Cette diversité compte, car elle montre que la méthode n’est pas limitée à une seule forme de robot. Une main souple pose le problème de la déformation continue. Un bras rigide fait davantage penser aux mécanismes articulés usuels. Une plateforme rotative obéit encore à une autre dynamique. Dans les trois cas, le principe reste identique : observer l’effet des commandes, apprendre ce lien et l’exploiter pour guider le mouvement.
La promesse est particulièrement intéressante pour les concepteurs de morphologies non conventionnelles. Un robot bio-inspiré, flexible ou assemblé avec des matériaux économiques peut être difficile à modéliser avant même son premier mouvement. Avec une approche telle que NJF, les concepteurs pourraient davantage se concentrer sur la forme et la fonction de la machine, puis laisser celle-ci apprendre une partie de son propre comportement.
Quels usages peut-on imaginer hors du laboratoire ?
Les applications avancées par les chercheurs se situent encore au stade des perspectives. En agriculture, un robot capable d’ajuster ses gestes à partir de sa propre observation pourrait aider à manipuler des végétaux ou intervenir dans des espaces irréguliers.
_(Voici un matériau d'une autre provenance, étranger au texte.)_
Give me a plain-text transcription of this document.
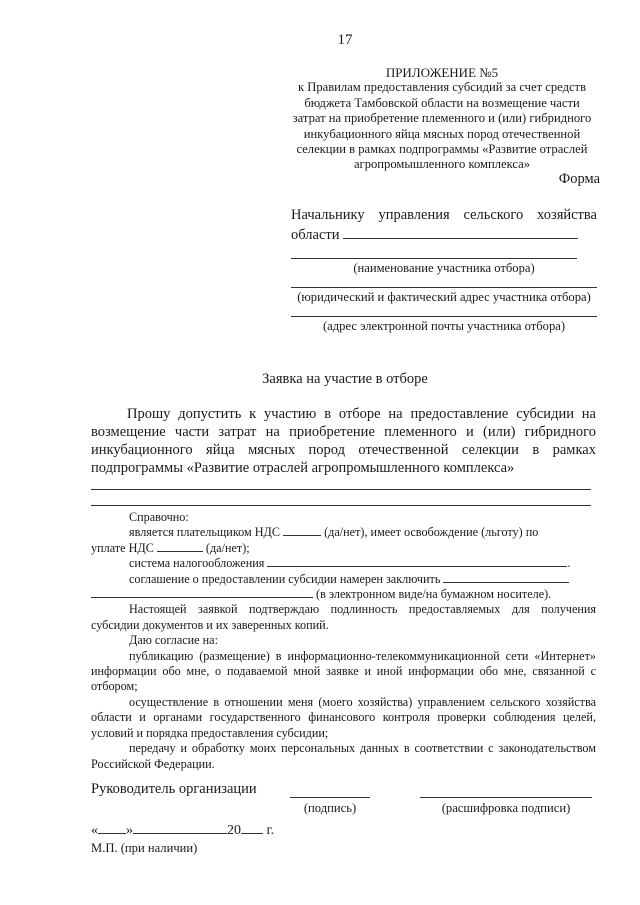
17
ПРИЛОЖЕНИЕ №5
к Правилам предоставления субсидий за счет средств
бюджета Тамбовской области на возмещение части
затрат на приобретение племенного и (или) гибридного
инкубационного яйца мясных пород отечественной
селекции в рамках подпрограммы «Развитие отраслей
агропромышленного комплекса»
Форма
Начальнику управления сельского хозяйства
области
(наименование участника отбора)
(юридический и фактический адрес участника отбора)
(адрес электронной почты участника отбора)
Заявка на участие в отборе
Прошу допустить к участию в отборе на предоставление субсидии на возмещение части затрат на приобретение племенного и (или) гибридного инкубационного яйца мясных пород отечественной селекции в рамках подпрограммы «Развитие отраслей агропромышленного комплекса»
Справочно:
является плательщиком НДС	(да/нет), имеет освобождение (льготу) по
уплате НДС	(да/нет);
система налогообложения	.
соглашение о предоставлении субсидии намерен заключить
(в электронном виде/на бумажном носителе).
Настоящей заявкой подтверждаю подлинность предоставляемых для получения субсидии документов и их заверенных копий.
Даю согласие на:
публикацию (размещение) в информационно-телекоммуникационной сети «Интернет» информации обо мне, о подаваемой мной заявке и иной информации обо мне, связанной с отбором;
осуществление в отношении меня (моего хозяйства) управлением сельского хозяйства области и органами государственного финансового контроля проверки соблюдения целей, условий и порядка предоставления субсидии;
передачу и обработку моих персональных данных в соответствии с законодательством Российской Федерации.
Руководитель организации
(подпись)	(расшифровка подписи)
« »	20 г.
М.П. (при наличии)
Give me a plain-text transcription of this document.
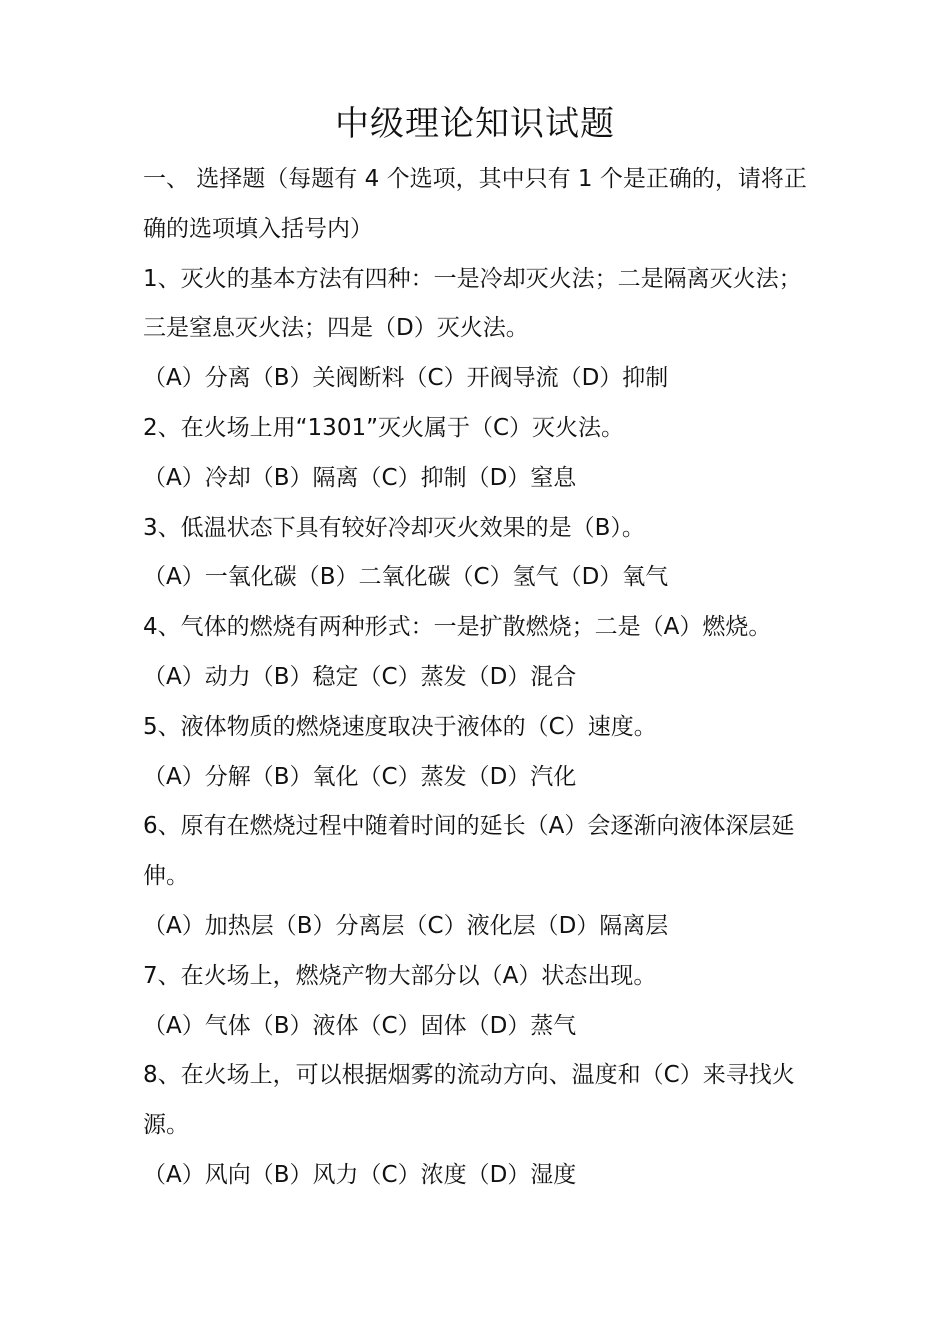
中级理论知识试题
一、 选择题（每题有 4 个选项，其中只有 1 个是正确的，请将正确的选项填入括号内）
1、灭火的基本方法有四种：一是冷却灭火法；二是隔离灭火法；三是窒息灭火法；四是（D）灭火法。
（A）分离（B）关阀断料（C）开阀导流（D）抑制
2、在火场上用“1301”灭火属于（C）灭火法。
（A）冷却（B）隔离（C）抑制（D）窒息
3、低温状态下具有较好冷却灭火效果的是（B）。
（A）一氧化碳（B）二氧化碳（C）氢气（D）氧气
4、气体的燃烧有两种形式：一是扩散燃烧；二是（A）燃烧。
（A）动力（B）稳定（C）蒸发（D）混合
5、液体物质的燃烧速度取决于液体的（C）速度。
（A）分解（B）氧化（C）蒸发（D）汽化
6、原有在燃烧过程中随着时间的延长（A）会逐渐向液体深层延伸。
（A）加热层（B）分离层（C）液化层（D）隔离层
7、在火场上，燃烧产物大部分以（A）状态出现。
（A）气体（B）液体（C）固体（D）蒸气
8、在火场上，可以根据烟雾的流动方向、温度和（C）来寻找火源。
（A）风向（B）风力（C）浓度（D）湿度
Sur un chantier, une machine dont le corps n’exige pas une instrumentation sophistiquée à chaque articulation pourrait être plus simple à concevoir pour certaines tâches.
La méthode peut aussi intéresser la manipulation mobile, c’est-à-dire des robots qui doivent agir dans des environnements encombrés. Dans ces lieux, une structure peut être amenée à toucher, contourner ou frôler des objets imprévus. Un modèle appris à partir de l’observation de son propre corps peut compléter les méthodes plus classiques de planification du mouvement.
Les drones constituent une autre piste évoquée. Une navigation intérieure sans carte détaillée est un défi complexe, car les systèmes doivent se repérer et réagir dans des espaces variables. NJF ne constitue pas, à lui seul, une solution complète à ce problème. Mais l’idée d’apprendre visuellement la réponse d’un système à ses commandes peut alimenter de futures architectures de contrôle plus autonomes.
Il faut distinguer ces ambitions des résultats déjà démontrés. L’étude porte sur la capacité d’un robot à construire et utiliser un modèle visuel de son propre corps. Passer de cette capacité à un robot agricole autonome ou à une machine de chantier opérationnelle exige encore de résoudre de nombreux sujets : robustesse aux conditions réelles, sécurité, perception de l’environnement, alimentation électrique et interaction avec les humains.
Les limites actuelles de cette approche
NJF ne prétend pas encore être une méthode universelle. Première limite, le système doit être personnalisé pour chaque robot. Un modèle appris sur une main souple ne se transfère pas automatiquement à un bras rigide ou à une autre machine de forme différente. La généralisation entre plusieurs types de robots fait partie des obstacles que les recherches futures devront surmonter.
Deuxième limite, l’apprentissage initial nécessite plusieurs caméras. Cela reste plus léger qu’une multiplication de capteurs intégrés dans le corps de la machine, mais ce n’est pas une procédure totalement dépourvue d’équipement. La qualité des images, les angles de vue et les occultations éventuelles peuvent aussi influencer ce que le système parvient à apprendre.
Enfin, la vision ne remplace pas le toucher. Pour saisir un objet avec délicatesse, une image indique la posture de la main, mais pas nécessairement la force exacte exercée ou la texture de l’objet. NJF ne prend pas encore en charge la détection de force ou les informations tactiles, ce qui limite son efficacité pour certaines tâches de contact.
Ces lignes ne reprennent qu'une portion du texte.